(Jusepe di Ribera)
A Arte da Guerra
Carta-testamento
para Renato Pacheco (1928-2004)
Preso em Trancoso blues,
Trancado, não pelo repouso contínuo
no pus,
Mas sim pelo descanso eterno no
supercílio:
—
No soco direto da aranha venenosa na trilha do rio
fui a nocaute por medo da cegueira de
Borges e Homero.
Porém não quero ser cego assum negro
Otelo
para assim cantar melhor o que quero:
—
Cantando a meio vapor pelo rio
já sou mais rápido do que a
visão fugidia que a mira
líquida da crítica divisa em meu
exílio.
Morrendo de saudade por bolhas de
varíola
trazidas pelas picadas da aranha em
lugar de olhos,
Prefiro não ficar cego por enquanto
e por enquanto se torna bastando,
Bastante, o bastante.
Basta antes.
Ando tão ocupado vendo,
Que não tenho tido tempo para
envelhecer.
Como você, Renato Pacheco,
Por isso não lhe escrevi antes.
Antes foi o bastante.
A arte da guerra
é a da espera.
Temos de sobreviver por eras
à espera que o inimigo pereça
pelo mal que reside em seu destino e que
o envenena,
Não por nossas mãos, pois em peçonhência
a ele nos igualaríamos.
Tal como a cura psicanalítica,
Garantida em um prazo de duzentos
anos,
Temos de sobreviver a ele
lutando a “guerra sem travá” do
Ticumbi,
Pois na “guerra travada” com as armas
do mal ele seria vencido no segundo
tornando-nos os herdeiros reais do
reino decaído,
Paraíso perdido contra o qual nos
voltamos
em revolta que lançamos contra ele
tudo em volta.
Tudo volta.
Tudo volta em outros
miltons, renatos, vicos:
—
Em nós, seus filhos, em eterno retorno do viço.

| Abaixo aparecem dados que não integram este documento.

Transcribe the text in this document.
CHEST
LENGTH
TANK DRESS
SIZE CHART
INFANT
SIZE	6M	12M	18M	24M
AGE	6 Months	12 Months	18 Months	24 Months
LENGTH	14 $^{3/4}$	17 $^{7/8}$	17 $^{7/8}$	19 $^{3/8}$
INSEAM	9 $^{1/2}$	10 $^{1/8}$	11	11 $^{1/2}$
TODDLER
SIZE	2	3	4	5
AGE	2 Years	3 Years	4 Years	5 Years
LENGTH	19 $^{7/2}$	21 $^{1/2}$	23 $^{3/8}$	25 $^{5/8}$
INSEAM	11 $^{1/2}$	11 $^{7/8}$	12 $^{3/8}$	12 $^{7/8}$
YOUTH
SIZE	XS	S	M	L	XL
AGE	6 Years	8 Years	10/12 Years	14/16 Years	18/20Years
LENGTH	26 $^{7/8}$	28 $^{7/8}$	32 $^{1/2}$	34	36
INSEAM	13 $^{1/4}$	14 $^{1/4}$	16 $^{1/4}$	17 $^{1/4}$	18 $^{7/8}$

Em você, Renato, renasço o re-nato
renascido
por mandinga trazida do berço
Pendragon
étimo, étnico, genético, agônico,
A eles sobrevivendo se transformando
em sabedoria
que vai além da livraria
com que te sepultariam
— se você coubesse dentro de uma
poesia —
e de que você se livraria
com seu sorriso largo sábio aberto
que, anterior ao pensamento, o
entenderia.
Renato renascido pela Palavra
do belo não é o que se mata,
É o que ressurge da assassina faca
da
fênix que vem refazê-lo menino
para que possa cumprir o seu destino:
—
Renascer por autoconcepção
do saber
em moto-perpétuo partenogênese.
A arte da guerra é a da espera.
Temos de saber sobreviver por eras.
Estar no inferno sem desesperar
é o mesmo que estar no céu em espera.
Sabê-lo, eis o segredo
para se manter atualizado no degredo
do lar perpétuo.
A arte da guerra é a da espera.
Você continua ganhando o jogo.
Espere e verá.
Por eras, seguindo seu exemplo, não
terei tempo para envelhecer,
Por eras, a arte da guerra foi e era
a espera.
E a esperança não se desespera.
Espera, neném — ah, veja, olhe lá!
Abre-se a esfera da Terra:
—
A arte da guerra é a da espera!
Não tenho tempo para envelhecer.
A arte da guerra é a da espera.
Espera em paz.
Florianópolis-Trancoso,
11 de janeiro de 2005.
Belo poema em homenagem a Renato Pacheco - historiador, escritor e poeta. "A arte da guerra é a da espera": Às vezes, preferimos urdir palavras em silêncio. As palavras de Oscar guardam muito dos silêncio de fornalhas e dos silêncios passados sobre os frios leitos dos mármores.